Il a tout juste 23 ans, mais quand on parle avec lui, on a l’impression qu’il a 27 ou 28 ans, car il dégage une telle souveraineté.

Atakan Karazor, capitaine de Stuttgart

Avec sa dégaine à mi-chemin entre Julian Brandt et Erling Halaand, le buteur de 23 ans a parfaitement accompli la tâche qui lui était destinée chez les Souabes : remplacer Sehrou Guirassy. Le joueur formé au Stade lavallois affichait des statistiques exceptionnelles dans le club allemand avec un joli bilan de 44 buts en 58 rencontres, avant de filer au Borussia Dortmund. Pas de quoi effrayer Nick Woltemade qui s’est vite adapté à son nouveau rôle. Ses 17 buts toutes compétitions confondues ont fait de lui le meilleur buteur de sa formation cette saison, à égalité avec Ermedin Demirović. « Nous savons ce que nous avons avec lui. Nous avons un Messi-Musiala de deux mètres, se marre le capitaine. Il a tout juste 23 ans, mais quand on parle avec lui, on a l’impression qu’il a 27 ou 28 ans, car il dégage une telle souveraineté. On le voit aussi sur le terrain. »
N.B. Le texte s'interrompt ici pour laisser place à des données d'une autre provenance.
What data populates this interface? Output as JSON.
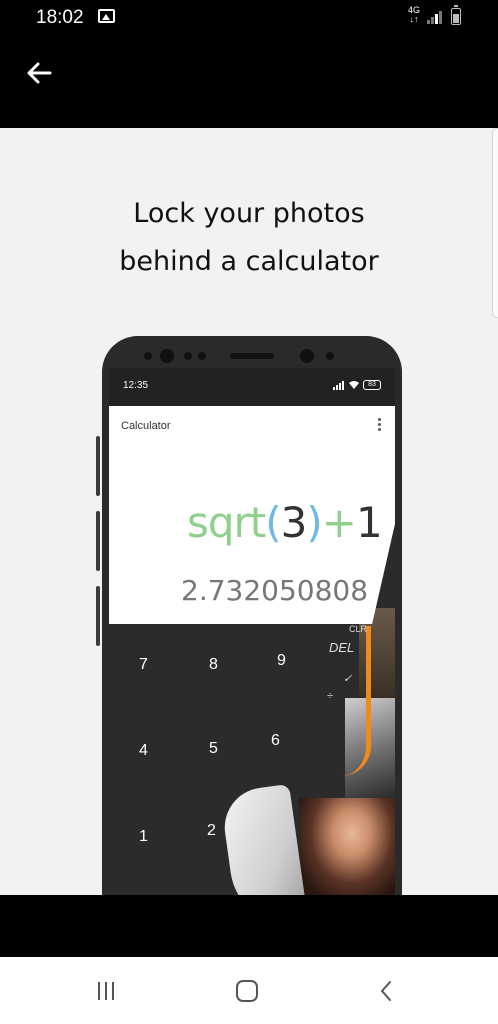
{
  "status_bar": {
    "time": "18:02",
    "network": "4G",
    "icons": [
      "gallery-icon",
      "signal-icon",
      "battery-icon"
    ]
  },
  "app_bar": {
    "back_icon": "arrow-left-icon"
  },
  "content": {
    "headline_line1": "Lock your photos",
    "headline_line2": "behind a calculator",
    "phone": {
      "inner_time": "12:35",
      "inner_battery": "83",
      "app_title": "Calculator",
      "expression_fn": "sqrt",
      "expression_open": "(",
      "expression_num": "3",
      "expression_close": ")",
      "expression_plus": "+",
      "expression_one": "1",
      "result": "2.732050808",
      "keys": {
        "k7": "7",
        "k8": "8",
        "k9": "9",
        "k4": "4",
        "k5": "5",
        "k6": "6",
        "k1": "1",
        "k2": "2",
        "clr": "CLR",
        "del": "DEL",
        "divide": "÷",
        "check": "✓"
      }
    }
  },
  "nav_bar": {
    "icons": [
      "recent-apps-icon",
      "home-icon",
      "back-icon"
    ]
  },
  "colors": {
    "expression_green": "#8fd18c",
    "paren_blue": "#6fb8e6",
    "accent_orange": "#f08a1c",
    "content_bg": "#f2f2f2"
  }
}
Une Coupe d’Allemagne remportée avec Stuttgart plus tard, le premier trophée majeur du club depuis 2007, et le voilà intégré au fameux débat du 9 allemand, attendu par la nation depuis de trop nombreuses années. « Faut-il se plier à la tradition au prétexte que nous avons connu Seeler, Müller, Hrubesch, Völler et Klose ? Faut-il automatiquement des centres pour un grand costaud de 1,88m ? », questionnait Peter Zeidler, ancien entraîneur de Tours et Sochaux, en 2022 dans le numéro 201 de So Foot. Suffit de regarder les compétitions où l’Allemagne a joué sans vrai buteur pour répondre à Peter. 2018 ? Un tour en poules et puis s’en va. 2020 ? Sorti par les Anglais dirigés par Gareth Southgate en huitièmes de finale. 2022 ? Un tour en poules et puis s’en va, bis repetita. Si lors de l’Euro 2024, les Allemands se sont fait sortir en quarts de finale par l’Espagne 2-1, Niclas Füllkrug n’aura pas su tenir son rôle de buteur à la pointe de l’attaque, remplacé par Kai Havertz, attaquant polyvalent par excellence. Eh oui, cette Mannschaft cherche désespérément son 9, grand par le talent, mais aussi par la taille.
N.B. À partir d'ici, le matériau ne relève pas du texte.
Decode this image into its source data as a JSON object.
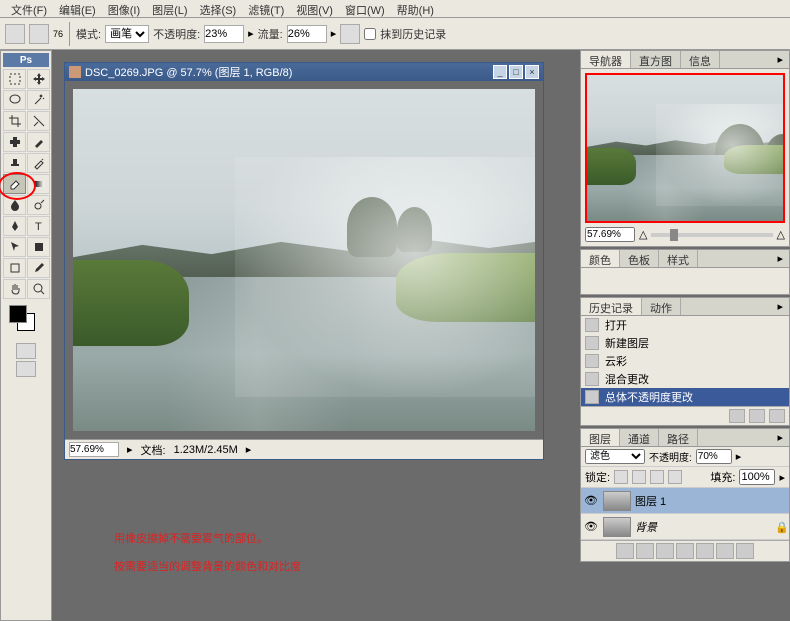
{
  "menu": [
    "文件(F)",
    "编辑(E)",
    "图像(I)",
    "图层(L)",
    "选择(S)",
    "滤镜(T)",
    "视图(V)",
    "窗口(W)",
    "帮助(H)"
  ],
  "opt": {
    "brush_num": "76",
    "mode_lbl": "模式:",
    "mode_val": "画笔",
    "opacity_lbl": "不透明度:",
    "opacity_val": "23%",
    "flow_lbl": "流量:",
    "flow_val": "26%",
    "erase_hist": "抹到历史记录"
  },
  "doc": {
    "title": "DSC_0269.JPG @ 57.7% (图层 1, RGB/8)",
    "zoom": "57.69%",
    "info_lbl": "文档:",
    "info_val": "1.23M/2.45M"
  },
  "nav": {
    "tabs": [
      "导航器",
      "直方图",
      "信息"
    ],
    "zoom": "57.69%"
  },
  "color": {
    "tabs": [
      "颜色",
      "色板",
      "样式"
    ]
  },
  "hist": {
    "tabs": [
      "历史记录",
      "动作"
    ],
    "items": [
      "打开",
      "新建图层",
      "云彩",
      "混合更改",
      "总体不透明度更改"
    ]
  },
  "lyr": {
    "tabs": [
      "图层",
      "通道",
      "路径"
    ],
    "blend": "滤色",
    "op_lbl": "不透明度:",
    "op_val": "70%",
    "lock_lbl": "锁定:",
    "fill_lbl": "填充:",
    "fill_val": "100%",
    "layers": [
      {
        "name": "图层 1"
      },
      {
        "name": "背景"
      }
    ]
  },
  "annot": {
    "l1": "用橡皮擦掉不需要雾气的部位。",
    "l2": "按需要适当的调整背景的颜色和对比度"
  },
  "ps": "Ps"
}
La Coupe du monde 2026 dans le viseur

Même en Bundesliga, un buteur allemand n’a plus survolé le championnat depuis belle lurette. Seul Niclas Füllkrug, adulé par le public allemand, a été meilleur buteur de Bundesliga lors de la saison 2022-2023, mais avec un faible total de seize buts, à égalité avec le porté disparu Christopher Nkunku. Et si Nick Woltemade était l’élu ? Puissant, capable de marquer de la tête comme du pied droit, un blase à effrayer les défenses européennes, tout est réuni pour en faire le grantatakan de la formation allemande. « Woltemessi » possède également une belle technique balle au pied, chose rare pour un attaquant de son gabarit. « Il est capable de fixer avec le ballon, mais aussi de faire des miracles comme un dribbleur de 1,60 mètre. C’est très fort », souligne Atakan Karazor. L’Euro espoirs ne fait que commencer, mais l’Allemand de 23 ans a mis tout le monde d’accord.
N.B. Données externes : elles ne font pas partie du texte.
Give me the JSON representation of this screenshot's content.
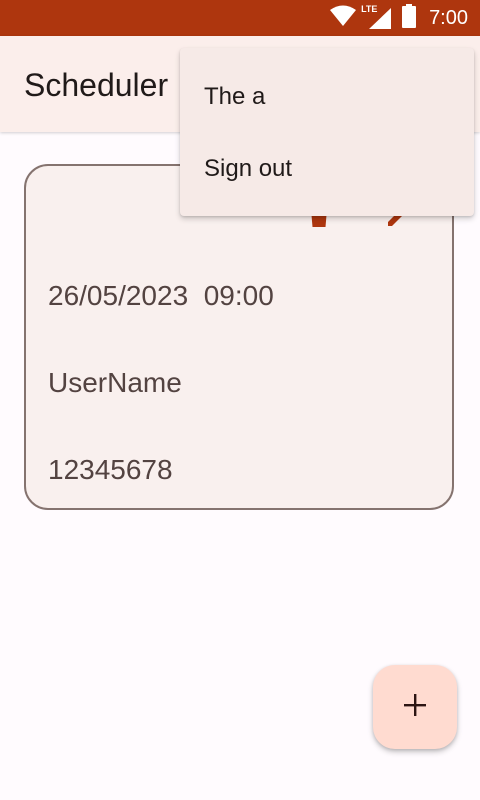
{
  "status_bar": {
    "time": "7:00",
    "network_label": "LTE",
    "color": "#AE360E",
    "icons": [
      "wifi-icon",
      "lte-signal-icon",
      "battery-icon"
    ]
  },
  "app_bar": {
    "title": "Scheduler",
    "background": "#FBEEEB"
  },
  "overflow_menu": {
    "items": [
      {
        "label": "The a"
      },
      {
        "label": "Sign out"
      }
    ]
  },
  "appointment_card": {
    "datetime": "26/05/2023  09:00",
    "username": "UserName",
    "phone": "12345678",
    "action_icons": [
      "delete-icon",
      "edit-icon"
    ],
    "accent_color": "#AE360E"
  },
  "fab": {
    "icon": "plus-icon",
    "background": "#FFDBD0"
  }
}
Même Rudi Völler en pince pour ce minot de Brême. « Non seulement il a déjà marqué quatre buts, mais on peut toujours lui faire confiance pour faire des appels, ce qui le rend si précieux, expliquait l’ancien buteur de Marseille à Kicker. Il sait bien garder le ballon, et s’il le perd, c’est souvent à cause d’une faute. » Il faudra sûrement du temps pour que Nick Woltemade égale le niveau et les statistiques du grand Rudi en sélection, mais la consécration est bien là pour le buteur de Stuttgart. Avec Florian Wirtz et Jamal Musiala pour le servir, il aura de quoi s’amuser. Les yeux sont désormais rivés sur la Coupe du monde 2026, avec un objectif bien simple : passer les poules. Ça sera déjà pas mal pour l’Allemagne, douze ans après le sacre face à l’Argentine.